Three Opec members - Iran, Venezuela and Iraq - have been reluctant to consent to a formal increase in Opec's output target, agreed as part of a deal with Russian Federation and other non-member producers and running until the end of 2018.

Once known for rampant cheating on agreed oil output targets, the Organization of the Petroleum Exporting Countries has been over-delivering on a pact in place since January 2017, cutting around one and a half times the promised amount.

Saudi Arabia, backed by non-member Russian Federation, is now racing to convince the alliance to raise production again in order to meet growing demand in the second half of 2018.

Zanganeh urged OPEC to resist calls from Donald Trump to change its output policy.

So far there is no indication that Iran and the other members would agree to such a reallocation, although with officials holding extensive talks in the run-up to Friday's Opec meeting, further compromise could be made.

"We need to release supply to the market", Saudi Arabian Energy Minister Khalid al-Falih told reporters in Vienna.

More news: Beyonce and Jay-Z shot the dramatic clip at the Louvre

Other OPEC-members, including Iran, are against such a move, fearing a sharp slump in prices. Sources said a production rise of about 1 million bpd was emerging as a possible consensus for OPEC and its allies, adding that Iran could assent under certain conditions.

When OPEC and its allies, which include Russia, Kazakhstan and Mexico, agreed to cut output in late 2016, they announced a 1.8 million-barrel-a-day reduction.

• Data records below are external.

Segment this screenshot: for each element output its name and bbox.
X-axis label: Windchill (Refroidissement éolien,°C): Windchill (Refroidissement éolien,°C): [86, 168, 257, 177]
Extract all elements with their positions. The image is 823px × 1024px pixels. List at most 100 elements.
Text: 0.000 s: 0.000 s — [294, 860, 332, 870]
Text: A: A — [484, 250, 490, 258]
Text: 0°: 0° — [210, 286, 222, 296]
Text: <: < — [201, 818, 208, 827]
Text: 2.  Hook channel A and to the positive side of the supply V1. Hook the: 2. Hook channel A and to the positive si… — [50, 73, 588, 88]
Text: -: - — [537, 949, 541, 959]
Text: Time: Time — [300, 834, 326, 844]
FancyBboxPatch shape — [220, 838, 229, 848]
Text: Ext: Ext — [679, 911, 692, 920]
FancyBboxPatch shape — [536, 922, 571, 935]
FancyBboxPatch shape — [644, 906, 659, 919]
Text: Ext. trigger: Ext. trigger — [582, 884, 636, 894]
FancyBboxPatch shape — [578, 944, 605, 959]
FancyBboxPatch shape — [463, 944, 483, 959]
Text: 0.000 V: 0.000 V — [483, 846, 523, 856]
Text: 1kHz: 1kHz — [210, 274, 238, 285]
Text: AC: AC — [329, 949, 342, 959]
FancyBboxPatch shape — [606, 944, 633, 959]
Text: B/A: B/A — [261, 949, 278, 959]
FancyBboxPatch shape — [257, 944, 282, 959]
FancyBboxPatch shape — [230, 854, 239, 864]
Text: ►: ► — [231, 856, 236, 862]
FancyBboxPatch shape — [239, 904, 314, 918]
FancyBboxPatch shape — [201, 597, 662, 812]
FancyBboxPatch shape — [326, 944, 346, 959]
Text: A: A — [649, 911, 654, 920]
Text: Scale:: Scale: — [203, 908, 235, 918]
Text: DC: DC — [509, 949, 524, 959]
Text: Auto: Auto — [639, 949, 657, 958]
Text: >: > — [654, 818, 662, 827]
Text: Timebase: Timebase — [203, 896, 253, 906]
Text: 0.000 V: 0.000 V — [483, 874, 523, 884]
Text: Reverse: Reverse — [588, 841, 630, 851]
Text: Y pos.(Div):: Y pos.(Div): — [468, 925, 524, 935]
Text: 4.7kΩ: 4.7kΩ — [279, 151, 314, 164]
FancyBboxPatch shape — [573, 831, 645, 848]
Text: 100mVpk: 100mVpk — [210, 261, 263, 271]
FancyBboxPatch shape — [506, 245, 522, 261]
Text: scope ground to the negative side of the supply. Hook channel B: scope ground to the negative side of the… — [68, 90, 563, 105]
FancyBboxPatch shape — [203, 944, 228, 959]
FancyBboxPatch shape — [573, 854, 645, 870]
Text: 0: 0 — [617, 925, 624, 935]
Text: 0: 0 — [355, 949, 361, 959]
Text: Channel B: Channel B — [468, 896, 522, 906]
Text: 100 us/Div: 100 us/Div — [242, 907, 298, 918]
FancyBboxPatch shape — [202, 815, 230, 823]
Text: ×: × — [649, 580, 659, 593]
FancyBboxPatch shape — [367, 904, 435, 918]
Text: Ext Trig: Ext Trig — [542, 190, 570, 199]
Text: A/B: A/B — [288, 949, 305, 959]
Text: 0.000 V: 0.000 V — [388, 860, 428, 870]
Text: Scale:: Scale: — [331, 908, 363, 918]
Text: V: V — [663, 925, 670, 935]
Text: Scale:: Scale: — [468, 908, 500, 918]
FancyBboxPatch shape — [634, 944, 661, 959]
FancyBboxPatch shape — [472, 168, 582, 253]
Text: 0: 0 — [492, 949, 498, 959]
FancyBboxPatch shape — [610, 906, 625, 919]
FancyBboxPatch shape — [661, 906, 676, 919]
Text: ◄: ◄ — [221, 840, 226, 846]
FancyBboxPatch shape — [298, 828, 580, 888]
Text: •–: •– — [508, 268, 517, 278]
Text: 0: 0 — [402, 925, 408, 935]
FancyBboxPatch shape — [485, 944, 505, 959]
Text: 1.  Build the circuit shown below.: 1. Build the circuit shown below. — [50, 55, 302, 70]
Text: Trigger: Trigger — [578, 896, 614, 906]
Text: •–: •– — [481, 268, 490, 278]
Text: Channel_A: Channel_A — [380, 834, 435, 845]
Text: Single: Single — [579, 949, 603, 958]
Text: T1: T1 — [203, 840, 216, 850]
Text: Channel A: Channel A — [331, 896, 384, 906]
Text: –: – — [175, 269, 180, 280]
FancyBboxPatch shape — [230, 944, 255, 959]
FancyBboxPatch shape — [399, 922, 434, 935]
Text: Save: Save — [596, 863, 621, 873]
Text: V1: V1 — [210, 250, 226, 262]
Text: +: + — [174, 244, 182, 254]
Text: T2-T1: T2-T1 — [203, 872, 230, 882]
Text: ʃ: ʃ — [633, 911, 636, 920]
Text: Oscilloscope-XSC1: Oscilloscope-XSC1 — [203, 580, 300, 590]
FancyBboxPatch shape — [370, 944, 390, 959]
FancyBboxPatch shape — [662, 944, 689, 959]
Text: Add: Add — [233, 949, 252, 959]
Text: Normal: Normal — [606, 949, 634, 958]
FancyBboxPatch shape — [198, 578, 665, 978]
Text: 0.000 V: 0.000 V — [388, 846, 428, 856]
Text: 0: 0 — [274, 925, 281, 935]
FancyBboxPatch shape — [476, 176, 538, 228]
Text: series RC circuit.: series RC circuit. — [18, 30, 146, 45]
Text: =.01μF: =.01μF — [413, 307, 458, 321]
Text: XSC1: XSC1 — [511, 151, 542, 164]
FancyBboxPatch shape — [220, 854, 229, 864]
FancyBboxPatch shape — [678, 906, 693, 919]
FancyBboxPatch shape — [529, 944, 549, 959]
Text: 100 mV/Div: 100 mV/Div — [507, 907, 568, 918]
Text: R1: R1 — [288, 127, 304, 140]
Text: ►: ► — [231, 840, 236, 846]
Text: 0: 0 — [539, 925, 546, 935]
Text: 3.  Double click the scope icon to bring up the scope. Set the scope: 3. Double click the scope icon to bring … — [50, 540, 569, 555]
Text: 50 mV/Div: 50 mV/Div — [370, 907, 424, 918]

Benchmark Brent crude fell US$1.76 a barrel, or more than 2 percent, to a low of US$72.98 before recovering slightly to US$73.34, down US$1.40, by 0945 GMT. Pradhan said India does not support the prevailing high price.

"There is a lot more at stake than just ticking a box and say: 'we got this out of the way", the minister said, nothing that "timing isn't critical for the government of Saudi Arabia".

Washington and Beijing have both threatened punitive tariffs on each other's exports, including USA crude oil. Riyadh could also act unilaterally boosting output, as it did in 2011 after a meeting ended in acrimony without a deal.